3) En faisant obstacle à ce qu'une personne dont la protection subsidiaire est renouvelée pour une durée de douze mois puisse bénéficier de l'allocation temporaire d'attente, l’article R. 5423-19 du code du travail (anc. art. R. 351-7) méconnaît l'article 28 de la directive du 29 avril 2004 qui interdit aux Etats membres de se borner, pour assurer les « prestations essentielles » aux bénéficiaires de la protection subsidiaire, à leur accorder un hébergement dans un centre d'hébergement et de réinsertion sociale. Cette restriction est d’ailleurs en contradiction avec l'article L. 5423-8 du code du travail (anc. art. L. 351-9, II) qui ne prive pas les personnes dont la protection subsidiaire est renouvelée du bénéfice de l’allocation.
4) Les étrangers qui refusent une offre de prise en charge dans un centre d'hébergement au titre de l'aide sociale ne peuvent pas bénéficier de l'allocation temporaire d'attente.

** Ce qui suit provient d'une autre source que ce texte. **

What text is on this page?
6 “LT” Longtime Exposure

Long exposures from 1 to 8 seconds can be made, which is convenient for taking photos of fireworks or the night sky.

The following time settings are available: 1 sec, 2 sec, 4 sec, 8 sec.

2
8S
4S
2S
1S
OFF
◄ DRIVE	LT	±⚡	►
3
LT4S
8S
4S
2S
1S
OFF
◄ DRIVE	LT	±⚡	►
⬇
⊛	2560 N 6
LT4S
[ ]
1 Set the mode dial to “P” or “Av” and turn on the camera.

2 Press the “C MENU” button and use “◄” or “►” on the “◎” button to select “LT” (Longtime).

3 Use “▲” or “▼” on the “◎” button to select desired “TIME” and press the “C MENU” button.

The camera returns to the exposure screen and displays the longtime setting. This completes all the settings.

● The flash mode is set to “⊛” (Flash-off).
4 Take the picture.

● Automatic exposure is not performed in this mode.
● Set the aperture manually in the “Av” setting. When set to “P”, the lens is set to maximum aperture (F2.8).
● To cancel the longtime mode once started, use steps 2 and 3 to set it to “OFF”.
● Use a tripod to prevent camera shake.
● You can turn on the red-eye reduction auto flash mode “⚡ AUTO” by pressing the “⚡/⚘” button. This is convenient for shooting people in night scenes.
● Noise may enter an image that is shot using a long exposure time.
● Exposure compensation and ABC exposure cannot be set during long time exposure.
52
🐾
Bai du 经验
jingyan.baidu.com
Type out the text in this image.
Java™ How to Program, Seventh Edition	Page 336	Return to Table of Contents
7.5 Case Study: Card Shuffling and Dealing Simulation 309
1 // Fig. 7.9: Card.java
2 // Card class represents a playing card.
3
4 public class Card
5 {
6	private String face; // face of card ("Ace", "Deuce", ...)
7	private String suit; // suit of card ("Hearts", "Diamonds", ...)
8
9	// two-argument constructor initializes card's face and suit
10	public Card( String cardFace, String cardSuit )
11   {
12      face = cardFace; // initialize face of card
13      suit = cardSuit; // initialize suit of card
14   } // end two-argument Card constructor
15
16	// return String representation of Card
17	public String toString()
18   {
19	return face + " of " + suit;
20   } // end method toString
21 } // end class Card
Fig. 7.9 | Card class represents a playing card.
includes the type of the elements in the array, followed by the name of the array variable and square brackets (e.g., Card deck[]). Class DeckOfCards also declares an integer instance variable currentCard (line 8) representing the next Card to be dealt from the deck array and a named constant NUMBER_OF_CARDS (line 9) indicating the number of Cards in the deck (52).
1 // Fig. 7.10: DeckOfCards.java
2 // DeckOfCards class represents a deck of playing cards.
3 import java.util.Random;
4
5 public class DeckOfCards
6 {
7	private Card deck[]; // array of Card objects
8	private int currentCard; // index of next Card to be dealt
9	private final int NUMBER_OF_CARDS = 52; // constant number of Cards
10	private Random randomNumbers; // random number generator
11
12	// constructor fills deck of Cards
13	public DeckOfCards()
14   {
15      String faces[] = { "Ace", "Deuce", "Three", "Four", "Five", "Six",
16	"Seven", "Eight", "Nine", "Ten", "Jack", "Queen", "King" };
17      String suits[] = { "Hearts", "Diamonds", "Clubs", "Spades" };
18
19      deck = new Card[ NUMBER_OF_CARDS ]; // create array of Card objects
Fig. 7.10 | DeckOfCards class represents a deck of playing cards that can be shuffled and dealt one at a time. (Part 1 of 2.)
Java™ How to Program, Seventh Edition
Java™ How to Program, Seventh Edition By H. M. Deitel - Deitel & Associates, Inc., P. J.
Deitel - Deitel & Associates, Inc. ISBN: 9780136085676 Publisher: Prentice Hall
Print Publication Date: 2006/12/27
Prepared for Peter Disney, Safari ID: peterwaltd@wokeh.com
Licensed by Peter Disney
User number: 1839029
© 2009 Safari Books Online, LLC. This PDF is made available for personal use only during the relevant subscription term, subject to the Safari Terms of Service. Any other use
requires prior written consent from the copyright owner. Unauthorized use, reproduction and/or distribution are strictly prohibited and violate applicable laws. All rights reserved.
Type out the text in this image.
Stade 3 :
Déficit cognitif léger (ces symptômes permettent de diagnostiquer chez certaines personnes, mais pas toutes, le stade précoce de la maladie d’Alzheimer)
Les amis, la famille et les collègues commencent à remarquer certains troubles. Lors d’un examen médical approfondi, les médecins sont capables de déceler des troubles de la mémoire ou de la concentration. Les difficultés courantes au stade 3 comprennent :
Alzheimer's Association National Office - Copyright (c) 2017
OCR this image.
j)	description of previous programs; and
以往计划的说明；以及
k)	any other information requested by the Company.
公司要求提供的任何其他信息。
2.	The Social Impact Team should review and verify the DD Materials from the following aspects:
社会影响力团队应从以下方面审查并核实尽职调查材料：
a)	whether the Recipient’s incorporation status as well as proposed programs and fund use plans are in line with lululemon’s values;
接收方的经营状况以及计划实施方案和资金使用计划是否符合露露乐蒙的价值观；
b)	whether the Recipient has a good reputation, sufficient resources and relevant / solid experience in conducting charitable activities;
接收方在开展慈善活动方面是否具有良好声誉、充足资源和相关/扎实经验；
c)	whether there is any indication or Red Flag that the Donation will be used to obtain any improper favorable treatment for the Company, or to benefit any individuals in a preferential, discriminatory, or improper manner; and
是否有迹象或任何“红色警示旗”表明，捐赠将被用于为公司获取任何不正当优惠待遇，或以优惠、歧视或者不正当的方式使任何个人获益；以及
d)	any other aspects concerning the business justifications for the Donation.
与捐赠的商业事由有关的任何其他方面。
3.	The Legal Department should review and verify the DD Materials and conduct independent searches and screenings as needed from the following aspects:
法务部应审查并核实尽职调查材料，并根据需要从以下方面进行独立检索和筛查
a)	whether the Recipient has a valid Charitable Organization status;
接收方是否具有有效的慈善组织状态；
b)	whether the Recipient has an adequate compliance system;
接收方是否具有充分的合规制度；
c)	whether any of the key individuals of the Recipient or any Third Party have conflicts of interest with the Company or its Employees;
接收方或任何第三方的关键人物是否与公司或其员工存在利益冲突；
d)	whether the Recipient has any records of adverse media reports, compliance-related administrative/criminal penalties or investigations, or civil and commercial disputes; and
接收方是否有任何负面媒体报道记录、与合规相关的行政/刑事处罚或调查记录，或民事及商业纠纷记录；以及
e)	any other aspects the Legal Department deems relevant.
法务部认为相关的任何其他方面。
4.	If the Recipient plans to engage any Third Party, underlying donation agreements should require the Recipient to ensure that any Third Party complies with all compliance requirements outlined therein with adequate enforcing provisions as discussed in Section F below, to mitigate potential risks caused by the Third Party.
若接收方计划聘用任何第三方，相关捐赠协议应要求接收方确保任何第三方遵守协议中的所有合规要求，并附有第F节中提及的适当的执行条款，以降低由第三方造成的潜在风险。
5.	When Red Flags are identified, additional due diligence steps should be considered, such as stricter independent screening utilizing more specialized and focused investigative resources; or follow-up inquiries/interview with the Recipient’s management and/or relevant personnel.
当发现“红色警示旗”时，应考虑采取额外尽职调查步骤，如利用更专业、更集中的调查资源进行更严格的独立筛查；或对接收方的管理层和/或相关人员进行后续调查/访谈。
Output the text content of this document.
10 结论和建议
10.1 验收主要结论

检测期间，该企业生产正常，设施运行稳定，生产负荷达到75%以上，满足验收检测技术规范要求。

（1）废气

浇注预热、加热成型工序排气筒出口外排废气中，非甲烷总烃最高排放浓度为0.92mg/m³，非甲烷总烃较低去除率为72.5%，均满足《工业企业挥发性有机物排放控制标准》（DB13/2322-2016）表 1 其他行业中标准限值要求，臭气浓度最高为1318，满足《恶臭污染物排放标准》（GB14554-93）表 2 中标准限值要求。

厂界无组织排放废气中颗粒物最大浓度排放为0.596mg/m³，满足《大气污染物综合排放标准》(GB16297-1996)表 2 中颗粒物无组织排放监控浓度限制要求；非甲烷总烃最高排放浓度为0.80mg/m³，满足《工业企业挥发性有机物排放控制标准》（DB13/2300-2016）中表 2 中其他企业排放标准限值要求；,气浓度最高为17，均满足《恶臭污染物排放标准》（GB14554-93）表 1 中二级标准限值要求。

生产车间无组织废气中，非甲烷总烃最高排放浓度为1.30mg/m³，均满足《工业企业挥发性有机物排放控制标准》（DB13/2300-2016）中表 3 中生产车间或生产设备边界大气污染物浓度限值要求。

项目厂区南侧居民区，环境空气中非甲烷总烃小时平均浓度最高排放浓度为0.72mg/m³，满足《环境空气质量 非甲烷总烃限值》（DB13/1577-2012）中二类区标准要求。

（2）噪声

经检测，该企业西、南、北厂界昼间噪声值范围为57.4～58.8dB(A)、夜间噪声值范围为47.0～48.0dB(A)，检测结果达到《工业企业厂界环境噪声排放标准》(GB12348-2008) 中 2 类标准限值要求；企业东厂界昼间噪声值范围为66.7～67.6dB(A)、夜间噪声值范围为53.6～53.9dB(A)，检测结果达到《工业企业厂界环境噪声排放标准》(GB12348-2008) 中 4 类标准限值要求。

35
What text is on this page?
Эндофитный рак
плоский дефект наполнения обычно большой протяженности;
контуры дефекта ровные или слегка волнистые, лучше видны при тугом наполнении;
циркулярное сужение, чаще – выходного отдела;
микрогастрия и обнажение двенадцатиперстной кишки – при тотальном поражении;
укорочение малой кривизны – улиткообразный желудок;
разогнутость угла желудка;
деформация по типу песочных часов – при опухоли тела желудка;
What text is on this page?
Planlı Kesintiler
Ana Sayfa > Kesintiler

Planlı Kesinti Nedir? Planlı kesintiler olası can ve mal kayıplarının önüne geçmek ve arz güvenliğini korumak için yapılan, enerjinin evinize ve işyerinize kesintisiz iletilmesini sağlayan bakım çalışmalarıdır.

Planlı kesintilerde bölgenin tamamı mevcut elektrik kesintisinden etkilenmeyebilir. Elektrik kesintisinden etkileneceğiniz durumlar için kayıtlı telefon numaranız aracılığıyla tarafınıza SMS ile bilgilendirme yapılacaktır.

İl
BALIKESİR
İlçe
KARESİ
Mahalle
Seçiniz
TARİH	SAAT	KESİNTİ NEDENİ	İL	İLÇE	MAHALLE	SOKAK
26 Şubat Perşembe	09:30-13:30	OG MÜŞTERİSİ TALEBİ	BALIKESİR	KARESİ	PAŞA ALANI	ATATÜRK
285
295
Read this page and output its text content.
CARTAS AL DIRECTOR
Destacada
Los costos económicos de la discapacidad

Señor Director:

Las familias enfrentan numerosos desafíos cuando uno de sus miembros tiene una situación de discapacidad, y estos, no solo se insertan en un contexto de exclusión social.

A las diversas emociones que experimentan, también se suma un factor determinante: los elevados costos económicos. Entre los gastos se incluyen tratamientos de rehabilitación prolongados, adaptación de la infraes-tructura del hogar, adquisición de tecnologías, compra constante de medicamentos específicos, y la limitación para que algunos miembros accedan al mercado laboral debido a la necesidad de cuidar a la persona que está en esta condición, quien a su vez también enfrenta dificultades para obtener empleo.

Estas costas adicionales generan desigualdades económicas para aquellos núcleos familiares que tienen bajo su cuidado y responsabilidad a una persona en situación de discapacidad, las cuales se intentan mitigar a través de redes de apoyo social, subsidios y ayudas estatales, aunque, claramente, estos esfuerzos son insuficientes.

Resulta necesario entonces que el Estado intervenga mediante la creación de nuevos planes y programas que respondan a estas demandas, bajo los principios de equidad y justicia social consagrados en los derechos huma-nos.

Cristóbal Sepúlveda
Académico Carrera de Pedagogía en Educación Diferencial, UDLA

L'article 16 de la directive n° 2003/9 du 27 janvier 2003 autorisant les Etats membres à limiter ou à retirer le bénéfice des conditions d'accueil lorsqu'un demandeur d'asile abandonne son lieu de résidence sans avoir informé l’autorité compétente, le bénéfice de l’allocation versée aux demandeurs d'asile peut être subordonné à la condition que ces derniers acceptent l'offre d'hébergement qui leur est formulée.
5) L'Agence nationale d'accueil des étrangers et des migrations intervient seulement pour coordonner la gestion de l'hébergement dans les centres d'accueil pour demandeurs d'asile (CASF, art. L. 348-3). En conséquence, le préfet est seul compétent pour adresser aux demandeurs d'asile les offres de prise en charge dans de tels centres (CASF, art. R. 345-8).